Monday 16 March 2015

              Chapter 11.                             Part H 

         Other societies which also operated under world views that portrayed humans as having little ability to control the events of life are to be found in all countries and all eras of history, but we don’t need to discuss them all. The point is that the advancing worldview by the late nineteenth and early twentieth century, around the planet, was the one which we call “scientific”, the Enlightenment view.

         The one significant interruption in the spread of the values of the Enlightenment is the era called the "Romantic Age". The meaning of this time is still being debated, but in my model which sees a kind of cultural evolution in the record of human history, there are only a couple of interesting points to note about the Romantic Age (roughly, the mid-1700's to the mid-1800's).

 
                                                 "Abbey in an Oak Forest" by C.D. Friedrich 
                                    (showing imagination and emotion of the Romantic Age) 


First, it reaffirmed and expanded the value of the individual when the Enlightenment had gone too far and made duty - to the family, the group, or the state - seem like the only “reasonable” value, the one that should motivate all human beings as they chose their actions. Romanticism asserted forcefully and passionately that the individual had an even greater duty to his own soul. I have dreams, ideas, and feelings that are uniquely mine, and I have a right to them. Paradoxically, this philosophy of individualism can be very useful for a whole society when it is spread over millions of citizens and over decades and generations, because even though most of the dreamers allowed to rove free produce little that is of any practical use to the larger community, and some become criminals, a few create beautiful, brilliant things that pay huge material, political, and artistic dividends.

    
                                    drawing of guillotining during French Revolution

In the second place, however, we should note that as a political philosophy, Romanticism produced some painful excesses. The citizens in France and elsewhere were indeed passionate about their ideals of liberty, equality, and brotherhood, but they did not know how to administer a large, populous state and so, in a short while, they fell into disorder and then simply traded one autocrat for another. Their struggle to reach an "enlightened" view of what human beings are in their deepest nature, and how a system of government that resonates with that nature might be instituted among humans, took longer than one generation to evolve. But it did come, or, rather, the French began evolving resolutely toward it and are still evolving as I write, as are all modern states. 
  
                                photo of aftermath of Battle of Gettysburg, 1863

In the U.S., the idealism of the American version of the Romantic Revolt, in its attempts to integrate the Enlightenment ideals of reason and order with Romantic ideals that asserted the value of the individual, produced some painful excesses: genocide of the native people, enslavement of millions of Africans, and, one of History's worst horrors, the U.S. Civil War. 

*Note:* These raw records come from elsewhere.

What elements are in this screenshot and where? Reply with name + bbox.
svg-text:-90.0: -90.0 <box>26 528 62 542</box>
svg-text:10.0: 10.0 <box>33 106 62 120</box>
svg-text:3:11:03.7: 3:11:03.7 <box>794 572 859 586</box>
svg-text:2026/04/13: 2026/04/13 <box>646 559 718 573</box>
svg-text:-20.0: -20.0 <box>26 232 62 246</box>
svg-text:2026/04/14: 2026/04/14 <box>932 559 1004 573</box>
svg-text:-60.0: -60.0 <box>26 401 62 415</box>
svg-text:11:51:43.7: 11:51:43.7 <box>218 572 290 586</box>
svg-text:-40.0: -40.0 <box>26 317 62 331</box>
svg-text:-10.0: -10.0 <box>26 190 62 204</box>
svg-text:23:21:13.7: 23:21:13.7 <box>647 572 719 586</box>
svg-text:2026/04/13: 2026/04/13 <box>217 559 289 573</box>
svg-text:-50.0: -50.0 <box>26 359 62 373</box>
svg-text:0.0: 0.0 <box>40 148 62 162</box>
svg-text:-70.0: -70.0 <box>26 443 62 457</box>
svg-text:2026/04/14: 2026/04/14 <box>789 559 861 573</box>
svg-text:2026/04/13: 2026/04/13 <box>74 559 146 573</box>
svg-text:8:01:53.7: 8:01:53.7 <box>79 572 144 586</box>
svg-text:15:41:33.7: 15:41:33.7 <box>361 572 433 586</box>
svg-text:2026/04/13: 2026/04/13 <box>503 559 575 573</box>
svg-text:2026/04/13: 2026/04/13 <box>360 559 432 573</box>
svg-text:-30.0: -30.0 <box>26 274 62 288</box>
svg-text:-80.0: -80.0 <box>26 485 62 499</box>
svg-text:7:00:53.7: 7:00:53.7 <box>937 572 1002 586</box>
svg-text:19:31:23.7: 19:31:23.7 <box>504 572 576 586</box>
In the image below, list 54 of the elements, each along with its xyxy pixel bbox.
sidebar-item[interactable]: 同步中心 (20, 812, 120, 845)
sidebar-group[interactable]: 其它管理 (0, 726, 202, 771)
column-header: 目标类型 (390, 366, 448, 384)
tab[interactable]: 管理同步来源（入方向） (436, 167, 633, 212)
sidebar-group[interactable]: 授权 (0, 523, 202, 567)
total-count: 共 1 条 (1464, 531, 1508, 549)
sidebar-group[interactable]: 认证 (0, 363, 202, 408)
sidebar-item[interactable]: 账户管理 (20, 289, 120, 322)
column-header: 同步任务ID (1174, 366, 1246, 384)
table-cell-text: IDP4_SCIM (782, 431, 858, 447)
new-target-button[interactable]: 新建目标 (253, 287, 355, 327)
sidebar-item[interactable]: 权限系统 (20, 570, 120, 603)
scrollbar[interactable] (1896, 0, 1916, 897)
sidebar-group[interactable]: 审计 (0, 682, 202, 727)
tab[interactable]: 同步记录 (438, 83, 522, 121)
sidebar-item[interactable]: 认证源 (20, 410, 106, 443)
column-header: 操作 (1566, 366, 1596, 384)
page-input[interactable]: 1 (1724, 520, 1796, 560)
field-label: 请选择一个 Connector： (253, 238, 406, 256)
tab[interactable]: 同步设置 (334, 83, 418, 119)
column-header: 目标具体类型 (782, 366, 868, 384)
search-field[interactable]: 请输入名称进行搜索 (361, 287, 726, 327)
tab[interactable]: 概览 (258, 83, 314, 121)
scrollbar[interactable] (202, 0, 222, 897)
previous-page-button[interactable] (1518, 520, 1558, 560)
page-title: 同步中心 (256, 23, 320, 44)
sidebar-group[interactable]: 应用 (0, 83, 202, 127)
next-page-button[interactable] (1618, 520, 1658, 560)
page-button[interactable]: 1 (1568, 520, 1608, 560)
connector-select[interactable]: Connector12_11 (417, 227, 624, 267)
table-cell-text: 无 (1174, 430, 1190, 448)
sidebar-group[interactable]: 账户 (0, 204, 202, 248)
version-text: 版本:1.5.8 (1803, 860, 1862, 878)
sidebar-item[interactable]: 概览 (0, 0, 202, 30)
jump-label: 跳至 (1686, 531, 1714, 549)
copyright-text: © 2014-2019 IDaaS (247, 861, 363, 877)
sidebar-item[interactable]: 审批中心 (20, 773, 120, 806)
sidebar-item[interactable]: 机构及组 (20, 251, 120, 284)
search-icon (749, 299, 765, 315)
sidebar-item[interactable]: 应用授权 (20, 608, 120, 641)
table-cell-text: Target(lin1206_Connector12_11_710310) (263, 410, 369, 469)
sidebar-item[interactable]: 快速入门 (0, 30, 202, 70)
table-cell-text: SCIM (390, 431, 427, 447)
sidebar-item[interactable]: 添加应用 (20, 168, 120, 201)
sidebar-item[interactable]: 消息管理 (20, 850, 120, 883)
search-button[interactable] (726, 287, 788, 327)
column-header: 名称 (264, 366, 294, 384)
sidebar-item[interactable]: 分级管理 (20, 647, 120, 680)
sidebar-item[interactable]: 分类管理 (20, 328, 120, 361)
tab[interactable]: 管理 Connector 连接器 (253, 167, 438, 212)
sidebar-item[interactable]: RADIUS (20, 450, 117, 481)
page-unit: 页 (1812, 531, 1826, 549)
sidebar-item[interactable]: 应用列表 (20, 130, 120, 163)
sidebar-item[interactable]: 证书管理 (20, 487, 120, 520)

America had to undergo some very hard adjustments before she began to integrate the Christian belief in the worth of every individual with the respect for the law that enables individuals to live together in peace. But the slaves were freed, and the government began to compensate the native tribes (with reserves of land and with cash) and take them into the American mainstream (with opportunities for Western-style educations), or rather, to be more honest, the Americans began moving toward these ideals more and more determinedly, and continue to do so right into this era.


            Thus, in the larger picture of all of these events, the upheaval called the Romantic Age wrote into the Western values system a greater willingness to compromise and a deeper respect for the ways of compromise, i.e. the institutions of democracy. The institutions of democracy, people learned, were what was guiding them toward balance and so keeping their various states from devolving into chaos. Democracy was, and is, our best hope for creating institutions by which people may use reason and debate instead of war to find a timely balance in each new generation between the security-loving conservatism of the establishment and the heated passions of the reformers.